Pero el síndrome de Estocolmo de Contreras se evidencia del todo cuando afirma que los 100.000 abortos al año en España no son «culpa de la Constitución (el “todos tienen derecho a la vida” de su art. 15 puede interpretarse en el sentido de “todos los concebidos”, como se hizo sin problema hasta 1985), sino de un PSOE y un PP abortistas (el uno legislando, el otro no derogando)». Contreras no se entera de que Conde-Pumpido se ha encargado de engrasar la maquinaria del Tribunal Constitucional después de la patética presidencia de González-Trevijano (no menos patética, por cierto, que su rectorado en la Universidad Rey Juan Carlos) y de todos sus predecesores desde 2010. El alto tribunal ha sentenciado definitivamente, en su Sentencia del 9 de mayo del corriente, «que la interrupción voluntaria del embarazo […] forma parte del contenido constitucionalmente protegido del derecho fundamental a la integridad física y moral (art. 15 CE) en conexión con la dignidad de la persona y el libre desarrollo de su personalidad como principios rectores del orden político y la paz social (art. 10.1 CE)». El aborto es, según el demiurgo constitucional, un derecho protegido por la Constitución que prevalece no ya sobre el derecho a la vida del concebido (que según ese demiurgo no existe), sino sobre «el deber del Estado de proteger la vida prenatal».

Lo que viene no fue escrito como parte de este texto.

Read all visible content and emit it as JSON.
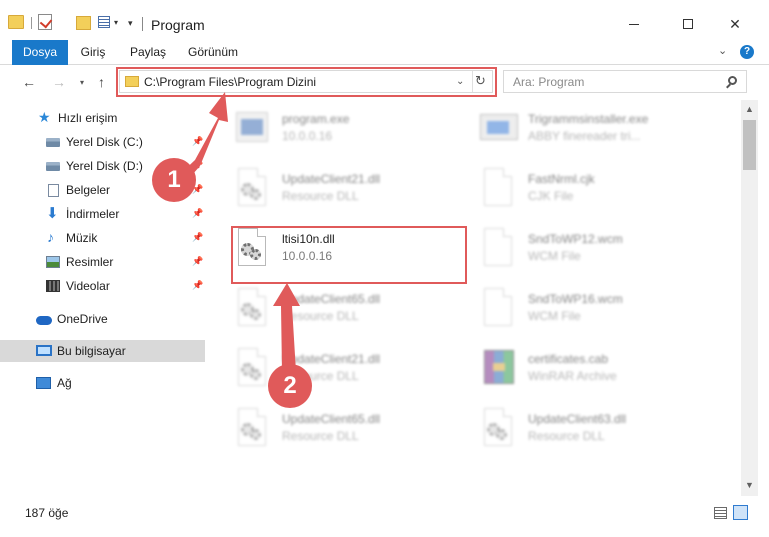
{
  "window": {
    "title": "Program"
  },
  "ribbon": {
    "file_tab": "Dosya",
    "home_tab": "Giriş",
    "share_tab": "Paylaş",
    "view_tab": "Görünüm",
    "help_label": "?"
  },
  "nav": {
    "address_path": "C:\\Program Files\\Program Dizini",
    "search_placeholder": "Ara: Program"
  },
  "sidebar": {
    "items": [
      {
        "label": "Hızlı erişim",
        "icon": "star-icon"
      },
      {
        "label": "Yerel Disk (C:)",
        "icon": "drive-icon",
        "pinned": true
      },
      {
        "label": "Yerel Disk (D:)",
        "icon": "drive-icon",
        "pinned": true
      },
      {
        "label": "Belgeler",
        "icon": "document-icon",
        "pinned": true
      },
      {
        "label": "İndirmeler",
        "icon": "download-icon",
        "pinned": true
      },
      {
        "label": "Müzik",
        "icon": "music-icon",
        "pinned": true
      },
      {
        "label": "Resimler",
        "icon": "picture-icon",
        "pinned": true
      },
      {
        "label": "Videolar",
        "icon": "video-icon",
        "pinned": true
      },
      {
        "label": "OneDrive",
        "icon": "cloud-icon"
      },
      {
        "label": "Bu bilgisayar",
        "icon": "computer-icon",
        "selected": true
      },
      {
        "label": "Ağ",
        "icon": "network-icon"
      }
    ]
  },
  "files": [
    {
      "name": "program.exe",
      "sub": "10.0.0.16",
      "icon": "exe-icon"
    },
    {
      "name": "Trigrammsinstaller.exe",
      "sub": "ABBY finereader tri...",
      "icon": "installer-icon"
    },
    {
      "name": "UpdateClient21.dll",
      "sub": "Resource DLL",
      "icon": "dll-icon"
    },
    {
      "name": "FastNrml.cjk",
      "sub": "CJK File",
      "icon": "file-icon"
    },
    {
      "name": "ltisi10n.dll",
      "sub": "10.0.0.16",
      "icon": "dll-icon",
      "highlighted": true
    },
    {
      "name": "SndToWP12.wcm",
      "sub": "WCM File",
      "icon": "file-icon"
    },
    {
      "name": "UpdateClient65.dll",
      "sub": "Resource DLL",
      "icon": "dll-icon"
    },
    {
      "name": "SndToWP16.wcm",
      "sub": "WCM File",
      "icon": "file-icon"
    },
    {
      "name": "UpdateClient21.dll",
      "sub": "Resource DLL",
      "icon": "dll-icon"
    },
    {
      "name": "certificates.cab",
      "sub": "WinRAR Archive",
      "icon": "archive-icon"
    },
    {
      "name": "UpdateClient65.dll",
      "sub": "Resource DLL",
      "icon": "dll-icon"
    },
    {
      "name": "UpdateClient63.dll",
      "sub": "Resource DLL",
      "icon": "dll-icon"
    }
  ],
  "status": {
    "item_count": "187 öğe"
  },
  "annotations": {
    "step1": "1",
    "step2": "2",
    "color": "#e05a5a"
  }
}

Claro que para Contreras «el otro gran lunar de nuestra carta magna es un Tribunal Constitucional colonizable por los partidos y capaz de horadar la Constitución desde dentro interpretándola como un “documento vivo” al que se hace decir lo que desee el Gobierno de turno». La contradicción es hilarante: si la Constitución configura un Tribunal Constitucional capaz de horadarla, entonces la acción de horadarla es perfectamente constitucional, señor Contreras. Para eso está precisamente. Pero es que la Constitución no puede no decir lo que desee el Gobierno de turno porque como técnica jurídica responde exactamente a esa finalidad y no a otra.

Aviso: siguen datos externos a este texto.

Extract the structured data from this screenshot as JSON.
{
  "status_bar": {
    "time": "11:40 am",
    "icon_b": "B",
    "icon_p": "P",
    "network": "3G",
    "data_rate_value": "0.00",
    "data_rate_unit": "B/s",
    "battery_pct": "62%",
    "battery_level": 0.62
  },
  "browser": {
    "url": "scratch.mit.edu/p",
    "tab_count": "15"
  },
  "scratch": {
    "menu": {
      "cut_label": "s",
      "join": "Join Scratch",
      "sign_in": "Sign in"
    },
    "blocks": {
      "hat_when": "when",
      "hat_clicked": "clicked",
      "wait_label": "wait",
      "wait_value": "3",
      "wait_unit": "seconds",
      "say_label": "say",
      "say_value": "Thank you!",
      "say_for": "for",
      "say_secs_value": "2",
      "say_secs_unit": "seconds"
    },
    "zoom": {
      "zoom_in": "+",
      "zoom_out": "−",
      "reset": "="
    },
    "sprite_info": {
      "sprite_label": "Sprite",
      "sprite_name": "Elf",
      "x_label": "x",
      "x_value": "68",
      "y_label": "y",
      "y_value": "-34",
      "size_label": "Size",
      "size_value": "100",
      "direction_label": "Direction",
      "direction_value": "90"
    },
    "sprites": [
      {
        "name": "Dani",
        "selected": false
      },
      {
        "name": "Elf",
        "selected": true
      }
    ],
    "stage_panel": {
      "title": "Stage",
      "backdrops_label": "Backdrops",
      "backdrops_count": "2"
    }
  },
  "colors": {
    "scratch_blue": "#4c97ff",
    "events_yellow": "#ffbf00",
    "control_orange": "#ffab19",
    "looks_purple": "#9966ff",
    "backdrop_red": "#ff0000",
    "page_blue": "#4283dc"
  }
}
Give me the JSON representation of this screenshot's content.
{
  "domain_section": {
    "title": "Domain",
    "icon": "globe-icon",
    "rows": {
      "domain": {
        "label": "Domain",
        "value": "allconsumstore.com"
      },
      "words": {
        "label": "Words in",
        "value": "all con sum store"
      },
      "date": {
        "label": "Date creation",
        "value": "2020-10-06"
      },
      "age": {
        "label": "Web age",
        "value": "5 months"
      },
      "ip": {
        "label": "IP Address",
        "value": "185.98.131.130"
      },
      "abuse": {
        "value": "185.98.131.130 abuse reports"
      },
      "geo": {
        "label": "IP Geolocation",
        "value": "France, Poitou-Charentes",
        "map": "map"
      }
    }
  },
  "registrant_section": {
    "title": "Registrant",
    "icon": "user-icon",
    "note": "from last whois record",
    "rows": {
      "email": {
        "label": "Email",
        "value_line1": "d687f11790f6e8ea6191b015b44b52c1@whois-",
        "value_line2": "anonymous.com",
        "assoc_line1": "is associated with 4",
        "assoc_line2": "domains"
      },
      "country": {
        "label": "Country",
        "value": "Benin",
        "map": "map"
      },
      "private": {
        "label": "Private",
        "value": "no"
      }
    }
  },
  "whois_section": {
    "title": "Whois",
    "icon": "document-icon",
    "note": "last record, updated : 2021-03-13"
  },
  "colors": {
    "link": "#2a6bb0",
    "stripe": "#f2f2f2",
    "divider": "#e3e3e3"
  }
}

Parece absurdo insistir más en el asunto. El catedrático Contreras está encerrado en la pirámide positivista de Kelsen tratando de buscar caminos distintos de los que nos han llevado hasta aquí. Como en una de las célebres historietas de Uderzo y Goscinny, Astérix y Cleopatra, en que Astérix, Obélix y Panorámix son engañados y encerrados en una de las pirámides de Egipto, no hay poción mágica ni «batalla cultural» que valga para salir de ella, sino el paciente esfuerzo de deshacer el camino andado desde 1978, fatídica fecha en que, como Tornabis a los galos, alguien nos preguntó «¿Les interesa visitar el interior de las pirámides? ¡Muchos pillos han entrado en ellas y muy pocos han salido…!».

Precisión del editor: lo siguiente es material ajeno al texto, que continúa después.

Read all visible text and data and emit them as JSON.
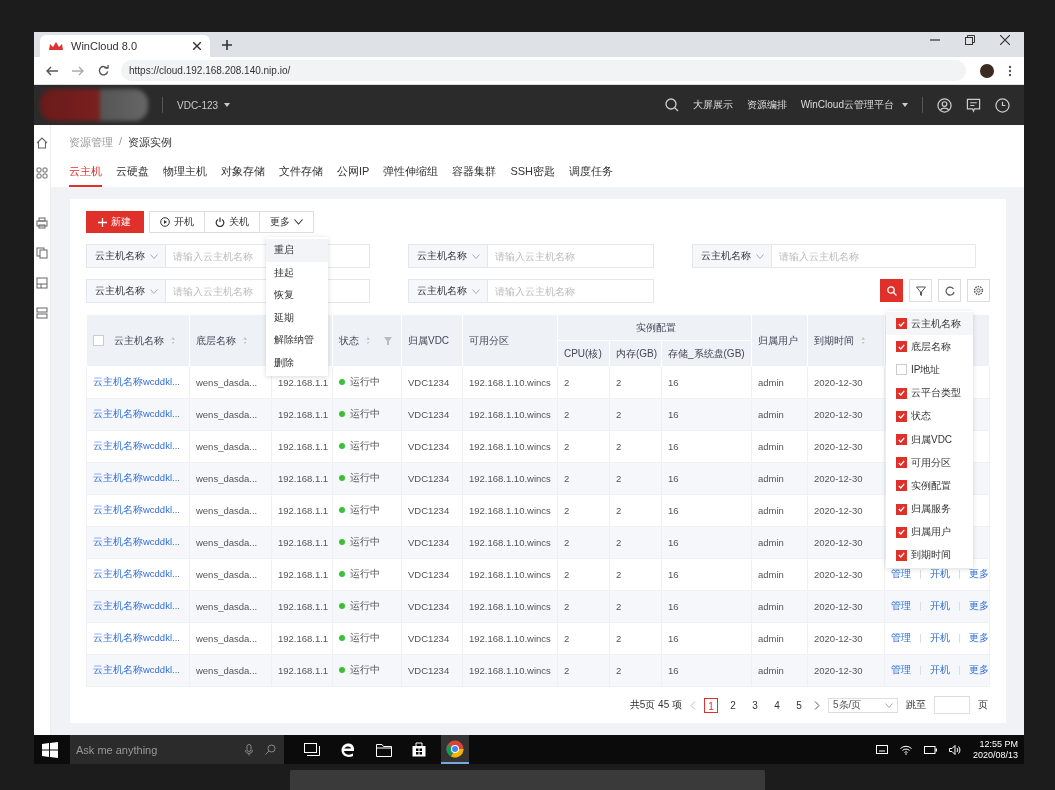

Porque el verdadero debate, según Vallet de Goytisolo, «se centra contraponiendo la inmanencia de la pirámide kelseniana con la integración del ordenamiento jurídico positivo en un orden natural que le sobrepasa y del cual debe formar parte armónica». Para salir de esa pirámide debemos fijarnos en las inevitables aberturas que dejan pasar la luz exterior y el aire puro, esto es, la irreductible naturaleza de las cosas. En definitiva, abrir el derecho positivo al derecho natural. Pero el positivista Contreras no se atreve a buscar una salida.